La semana pasada realicé mi última misión como estudiante de Bellas Artes: la solicitud del título y el vaciado de la taquilla.
Lo del título fue una mera cuestión burocrática, pero la taquilla... La taquilla fue un acto solemne, porque esa taquilla ha compartido todos estos años conmigo.
Para empezar no es una taquilla normal, es una taquilla de las grandes, de las que todos quieren y pocos consiguen, una taquilla por la que en primero de carrera fui a poner ojitos tristes a los conserjes para que me la concedieran porque "fíjese usted que tengo que venir todos los días desde San Sebastián en un autobús a las seis de la mañana y no puedo estar cargando con todo el material a diario, hágase cargo señor conserje, mire que galletas tan ricas le traigo...". Y me la dieron.

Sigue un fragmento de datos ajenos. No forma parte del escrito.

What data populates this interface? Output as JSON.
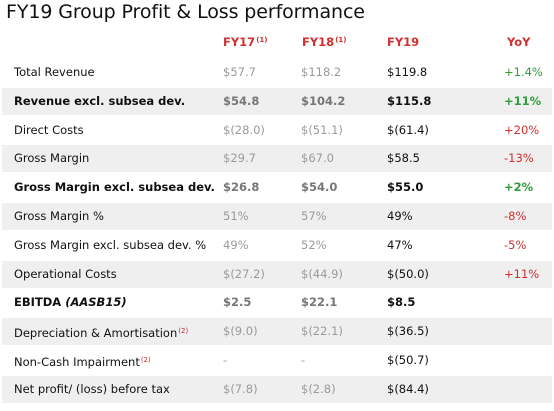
{
  "title": "FY19 Group Profit & Loss performance",
  "headers": {
    "fy17": "FY17",
    "fy17_note": "(1)",
    "fy18": "FY18",
    "fy18_note": "(1)",
    "fy19": "FY19",
    "yoy": "YoY"
  },
  "rows": [
    {
      "label": "Total Revenue",
      "fy17": "$57.7",
      "fy18": "$118.2",
      "fy19": "$119.8",
      "yoy": "+1.4%",
      "yoy_trend": "positive",
      "bold": false
    },
    {
      "label": "Revenue excl. subsea dev.",
      "fy17": "$54.8",
      "fy18": "$104.2",
      "fy19": "$115.8",
      "yoy": "+11%",
      "yoy_trend": "positive",
      "bold": true
    },
    {
      "label": "Direct Costs",
      "fy17": "$(28.0)",
      "fy18": "$(51.1)",
      "fy19": "$(61.4)",
      "yoy": "+20%",
      "yoy_trend": "negative",
      "bold": false
    },
    {
      "label": "Gross Margin",
      "fy17": "$29.7",
      "fy18": "$67.0",
      "fy19": "$58.5",
      "yoy": "-13%",
      "yoy_trend": "negative",
      "bold": false
    },
    {
      "label": "Gross Margin excl. subsea dev.",
      "fy17": "$26.8",
      "fy18": "$54.0",
      "fy19": "$55.0",
      "yoy": "+2%",
      "yoy_trend": "positive",
      "bold": true
    },
    {
      "label": "Gross Margin %",
      "fy17": "51%",
      "fy18": "57%",
      "fy19": "49%",
      "yoy": "-8%",
      "yoy_trend": "negative",
      "bold": false
    },
    {
      "label": "Gross Margin excl. subsea dev. %",
      "fy17": "49%",
      "fy18": "52%",
      "fy19": "47%",
      "yoy": "-5%",
      "yoy_trend": "negative",
      "bold": false
    },
    {
      "label": "Operational Costs",
      "fy17": "$(27.2)",
      "fy18": "$(44.9)",
      "fy19": "$(50.0)",
      "yoy": "+11%",
      "yoy_trend": "negative",
      "bold": false
    },
    {
      "label": "EBITDA",
      "label_suffix": "(AASB15)",
      "fy17": "$2.5",
      "fy18": "$22.1",
      "fy19": "$8.5",
      "yoy": "",
      "yoy_trend": "none",
      "bold": true
    },
    {
      "label": "Depreciation & Amortisation",
      "label_note": "(2)",
      "fy17": "$(9.0)",
      "fy18": "$(22.1)",
      "fy19": "$(36.5)",
      "yoy": "",
      "yoy_trend": "none",
      "bold": false
    },
    {
      "label": "Non-Cash Impairment",
      "label_note": "(2)",
      "fy17": "-",
      "fy18": "-",
      "fy19": "$(50.7)",
      "yoy": "",
      "yoy_trend": "none",
      "bold": false
    },
    {
      "label": "Net profit/ (loss) before tax",
      "fy17": "$(7.8)",
      "fy18": "$(2.8)",
      "fy19": "$(84.4)",
      "yoy": "",
      "yoy_trend": "none",
      "bold": false
    }
  ],
  "colors": {
    "header_red": "#d32f2f",
    "positive_green": "#2e9e3a",
    "negative_red": "#d32f2f",
    "prior_year_grey": "#9a9a9a",
    "row_shade": "#efefef"
  }
}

Y yo la cuidé, y le puse un espejo que nos sobró de unos ejercicios de Dibujo y Sistemas de Representación, y le traje una percha para que se quedara con mi abrigo desde las 8 de la mañana hasta las 6 de la tarde, y le puse un lazo en las rendijas de la puerta para reconocerla porque siempre se me olvidaba el número.
Y la decoré con fotos de mis amigas de la uni, para tenerlas siempre presentes aunque ellas terminaran antes.
Esa taquilla era muy especial, y por eso tenía que quedarse en la familia. Así que el pasado miércoles llamé a mi prima Maite, que está haciendo Bellas Artes también, le di en herencia todas las mierdas útiles que quedaban en la taquilla y fuimos a pedir permiso para que la dejaran quedarse con mi ella ahora que se iba a quedar libre. Y nos lo dieron.
Querida Maite disfruta de la taquilla y su estupenda localización (a medio camino del cuadrado, el economato, el txoko de pintura y los baños del fondo).
Y querida taquilla, disfruta de mi prima Maite.